Emma, continued; “It does not matter how small each piece of information that members of the public have, it could help the PSNI protect our raptor species. I would urge people to pass this information either directly to Police on 101 or anonymously to Crimestoppers on 0800 555 111”.

“The PSNI have welcomed the stream of wildlife crime initiatives emanating from the Partnership for Action against Wildlife Crime sub-groups including deer poaching, fish poaching and now raptor crimes; the collective agreement and support by all these groups, representing such a diverse range of outdoor activities, hobbies and sports, is humbling to see in action as we are united against wildlife crime”

Often raptors in Northern Ireland are poisoned by highly toxic, illegally used substances such as carbofuran or alphachloralose, which are laid out on meat baits, such as dead rabbits or even sausages, in the open countryside. These baits are typically left uncovered and can easily be discovered not only by wildlife but also children or be eaten by pet dogs or cats with fatal consequences. Numerous incidents of pets being poisoned are also recorded every year in Northern Ireland. These types of activities should not be tolerated and present a serious risk to human health and the perpetrators simply do not seem to have a conscience in this regard.

Bob Elliot and Adam McClure, with RSPB, both reinforced this message and they stated: “This issue is of critical importance to our native raptors and notably to the re-introduced red kite population.
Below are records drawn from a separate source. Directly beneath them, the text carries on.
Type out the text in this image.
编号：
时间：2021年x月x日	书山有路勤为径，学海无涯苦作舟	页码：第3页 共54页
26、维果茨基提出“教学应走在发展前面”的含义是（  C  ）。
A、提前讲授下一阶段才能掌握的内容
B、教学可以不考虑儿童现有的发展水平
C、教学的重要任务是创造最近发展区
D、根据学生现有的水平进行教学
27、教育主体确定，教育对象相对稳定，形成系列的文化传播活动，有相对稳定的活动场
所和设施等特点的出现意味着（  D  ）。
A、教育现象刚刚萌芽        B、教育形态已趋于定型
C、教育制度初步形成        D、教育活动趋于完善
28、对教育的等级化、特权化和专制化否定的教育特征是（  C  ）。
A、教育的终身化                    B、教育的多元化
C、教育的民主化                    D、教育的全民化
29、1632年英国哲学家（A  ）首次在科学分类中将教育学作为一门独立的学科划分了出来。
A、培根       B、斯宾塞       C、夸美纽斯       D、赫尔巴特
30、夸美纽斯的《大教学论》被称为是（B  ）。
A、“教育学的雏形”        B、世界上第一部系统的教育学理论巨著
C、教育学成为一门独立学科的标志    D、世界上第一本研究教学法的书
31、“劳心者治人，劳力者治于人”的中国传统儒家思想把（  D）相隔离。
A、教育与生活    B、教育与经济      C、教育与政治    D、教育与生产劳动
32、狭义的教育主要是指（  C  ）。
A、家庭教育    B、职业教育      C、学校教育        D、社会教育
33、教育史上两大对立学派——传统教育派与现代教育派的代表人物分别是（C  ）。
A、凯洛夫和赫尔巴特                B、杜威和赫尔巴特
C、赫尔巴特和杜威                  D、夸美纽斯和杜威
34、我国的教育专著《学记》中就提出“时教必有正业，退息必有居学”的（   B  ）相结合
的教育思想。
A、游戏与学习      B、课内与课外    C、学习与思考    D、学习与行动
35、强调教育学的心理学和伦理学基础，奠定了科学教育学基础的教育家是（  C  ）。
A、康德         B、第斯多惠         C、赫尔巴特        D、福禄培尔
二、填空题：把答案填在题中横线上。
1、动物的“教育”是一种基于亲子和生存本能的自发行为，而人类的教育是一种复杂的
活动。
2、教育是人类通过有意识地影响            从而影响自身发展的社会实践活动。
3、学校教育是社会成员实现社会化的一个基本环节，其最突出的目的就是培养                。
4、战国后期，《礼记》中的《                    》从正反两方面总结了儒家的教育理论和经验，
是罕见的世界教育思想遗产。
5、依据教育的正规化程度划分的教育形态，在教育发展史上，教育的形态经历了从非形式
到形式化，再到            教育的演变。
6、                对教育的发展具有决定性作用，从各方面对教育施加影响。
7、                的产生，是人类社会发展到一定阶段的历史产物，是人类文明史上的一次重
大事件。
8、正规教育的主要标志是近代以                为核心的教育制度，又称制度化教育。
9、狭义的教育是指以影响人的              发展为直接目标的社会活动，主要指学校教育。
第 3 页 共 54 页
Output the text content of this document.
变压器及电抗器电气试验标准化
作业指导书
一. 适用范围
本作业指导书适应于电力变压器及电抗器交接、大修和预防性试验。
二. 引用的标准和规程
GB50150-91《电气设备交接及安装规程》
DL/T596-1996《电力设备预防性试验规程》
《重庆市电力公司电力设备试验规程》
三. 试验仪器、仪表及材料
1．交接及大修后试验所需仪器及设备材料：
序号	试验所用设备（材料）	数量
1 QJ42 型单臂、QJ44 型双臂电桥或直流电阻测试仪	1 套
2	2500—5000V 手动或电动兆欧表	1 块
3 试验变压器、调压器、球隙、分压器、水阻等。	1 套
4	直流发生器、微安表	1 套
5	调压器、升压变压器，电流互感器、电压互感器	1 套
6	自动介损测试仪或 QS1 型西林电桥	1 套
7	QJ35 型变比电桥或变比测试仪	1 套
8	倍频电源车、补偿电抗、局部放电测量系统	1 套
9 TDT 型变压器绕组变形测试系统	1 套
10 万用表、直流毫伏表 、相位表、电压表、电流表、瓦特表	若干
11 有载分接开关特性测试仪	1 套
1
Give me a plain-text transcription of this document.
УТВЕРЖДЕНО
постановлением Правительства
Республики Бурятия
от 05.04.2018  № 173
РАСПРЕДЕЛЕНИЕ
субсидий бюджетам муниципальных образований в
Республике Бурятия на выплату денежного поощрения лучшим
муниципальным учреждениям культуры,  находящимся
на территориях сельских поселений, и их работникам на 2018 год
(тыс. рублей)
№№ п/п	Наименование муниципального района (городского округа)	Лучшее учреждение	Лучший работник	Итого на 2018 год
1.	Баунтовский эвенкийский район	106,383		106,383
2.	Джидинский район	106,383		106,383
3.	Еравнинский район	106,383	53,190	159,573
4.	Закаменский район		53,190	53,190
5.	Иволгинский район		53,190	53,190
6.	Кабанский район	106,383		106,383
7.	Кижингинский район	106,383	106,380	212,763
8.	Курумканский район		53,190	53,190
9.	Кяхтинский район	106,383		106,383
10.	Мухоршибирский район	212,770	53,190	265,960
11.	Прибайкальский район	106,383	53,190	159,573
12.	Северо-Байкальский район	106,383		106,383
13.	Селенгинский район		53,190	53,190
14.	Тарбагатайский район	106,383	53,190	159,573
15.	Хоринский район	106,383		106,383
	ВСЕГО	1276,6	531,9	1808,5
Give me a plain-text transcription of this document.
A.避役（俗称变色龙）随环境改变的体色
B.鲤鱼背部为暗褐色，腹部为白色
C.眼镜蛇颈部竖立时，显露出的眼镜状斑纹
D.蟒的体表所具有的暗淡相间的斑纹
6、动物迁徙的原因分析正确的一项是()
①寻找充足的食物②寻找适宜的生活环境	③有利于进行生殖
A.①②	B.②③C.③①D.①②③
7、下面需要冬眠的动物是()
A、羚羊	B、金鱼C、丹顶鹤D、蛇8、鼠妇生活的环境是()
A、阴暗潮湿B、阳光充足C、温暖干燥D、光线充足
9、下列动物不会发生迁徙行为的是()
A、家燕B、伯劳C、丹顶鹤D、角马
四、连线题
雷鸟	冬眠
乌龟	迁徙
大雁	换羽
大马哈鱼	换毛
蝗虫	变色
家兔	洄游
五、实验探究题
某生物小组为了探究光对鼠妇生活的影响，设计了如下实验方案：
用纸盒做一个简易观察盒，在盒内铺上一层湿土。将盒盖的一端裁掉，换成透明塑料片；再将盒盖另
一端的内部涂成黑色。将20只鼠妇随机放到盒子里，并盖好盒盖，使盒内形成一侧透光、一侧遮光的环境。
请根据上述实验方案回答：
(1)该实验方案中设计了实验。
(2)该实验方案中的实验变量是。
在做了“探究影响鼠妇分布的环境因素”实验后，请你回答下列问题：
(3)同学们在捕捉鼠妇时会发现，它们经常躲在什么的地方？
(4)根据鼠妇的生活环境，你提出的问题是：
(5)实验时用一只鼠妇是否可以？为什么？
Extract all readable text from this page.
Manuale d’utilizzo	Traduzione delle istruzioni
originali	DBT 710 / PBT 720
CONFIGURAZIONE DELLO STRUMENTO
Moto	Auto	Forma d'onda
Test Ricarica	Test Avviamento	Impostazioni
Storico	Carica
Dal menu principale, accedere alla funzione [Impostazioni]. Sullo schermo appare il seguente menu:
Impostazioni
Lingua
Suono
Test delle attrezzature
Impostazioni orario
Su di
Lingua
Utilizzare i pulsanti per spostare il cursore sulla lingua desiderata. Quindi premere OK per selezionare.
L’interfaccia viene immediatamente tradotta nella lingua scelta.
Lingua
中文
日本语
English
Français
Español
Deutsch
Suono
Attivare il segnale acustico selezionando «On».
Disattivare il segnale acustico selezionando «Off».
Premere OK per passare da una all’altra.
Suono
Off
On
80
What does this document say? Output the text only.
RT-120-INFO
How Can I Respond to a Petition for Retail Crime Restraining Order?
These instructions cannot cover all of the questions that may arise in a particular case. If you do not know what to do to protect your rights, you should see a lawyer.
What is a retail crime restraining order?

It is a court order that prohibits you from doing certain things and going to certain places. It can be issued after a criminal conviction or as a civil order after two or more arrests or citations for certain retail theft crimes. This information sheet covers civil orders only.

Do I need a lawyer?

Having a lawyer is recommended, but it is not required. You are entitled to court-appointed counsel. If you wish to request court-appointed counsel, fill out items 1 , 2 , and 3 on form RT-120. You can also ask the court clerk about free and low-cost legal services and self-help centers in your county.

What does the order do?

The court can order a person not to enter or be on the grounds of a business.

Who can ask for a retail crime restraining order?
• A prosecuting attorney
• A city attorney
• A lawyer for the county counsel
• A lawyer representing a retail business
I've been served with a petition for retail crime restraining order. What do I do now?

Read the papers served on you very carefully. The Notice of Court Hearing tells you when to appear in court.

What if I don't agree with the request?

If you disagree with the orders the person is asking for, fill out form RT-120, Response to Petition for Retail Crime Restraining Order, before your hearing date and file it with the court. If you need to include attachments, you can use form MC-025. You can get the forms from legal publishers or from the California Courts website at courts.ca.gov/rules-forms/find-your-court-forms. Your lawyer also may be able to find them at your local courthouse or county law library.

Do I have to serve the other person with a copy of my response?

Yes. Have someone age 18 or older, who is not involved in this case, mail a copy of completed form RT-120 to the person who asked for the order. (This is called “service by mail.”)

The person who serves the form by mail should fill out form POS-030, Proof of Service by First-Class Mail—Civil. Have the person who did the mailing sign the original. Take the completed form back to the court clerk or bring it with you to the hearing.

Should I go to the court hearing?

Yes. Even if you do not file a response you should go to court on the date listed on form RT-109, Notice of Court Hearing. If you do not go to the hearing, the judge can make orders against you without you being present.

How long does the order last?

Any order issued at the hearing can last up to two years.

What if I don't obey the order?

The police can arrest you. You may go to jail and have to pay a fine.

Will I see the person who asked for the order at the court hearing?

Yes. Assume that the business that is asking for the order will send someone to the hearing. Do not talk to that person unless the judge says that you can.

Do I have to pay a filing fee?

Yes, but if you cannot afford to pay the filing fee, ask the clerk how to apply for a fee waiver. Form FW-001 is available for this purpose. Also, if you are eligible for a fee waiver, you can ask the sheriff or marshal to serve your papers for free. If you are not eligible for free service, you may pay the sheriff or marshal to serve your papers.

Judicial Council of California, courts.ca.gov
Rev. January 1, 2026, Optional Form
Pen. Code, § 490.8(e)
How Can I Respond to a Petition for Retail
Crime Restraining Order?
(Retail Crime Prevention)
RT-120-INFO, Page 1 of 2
Over the last 12 months we have lost four red kites to illegal poisoning including the deaths of adult birds but also red kite chicks still at the nest. We must deploy every available tool in the ongoing fight against wildlife crime and it’s vital that everyone is encouraged to report these crimes to the police.”

This leaflet is aimed to disseminate information, and particularly improve awareness, detection and reporting of raptor crime throughout Northern Ireland. Crime prevention through education and awareness raising plays a vital role in reducing criminality and anyone with information on raptor crimes are urged to contact their local PSNI.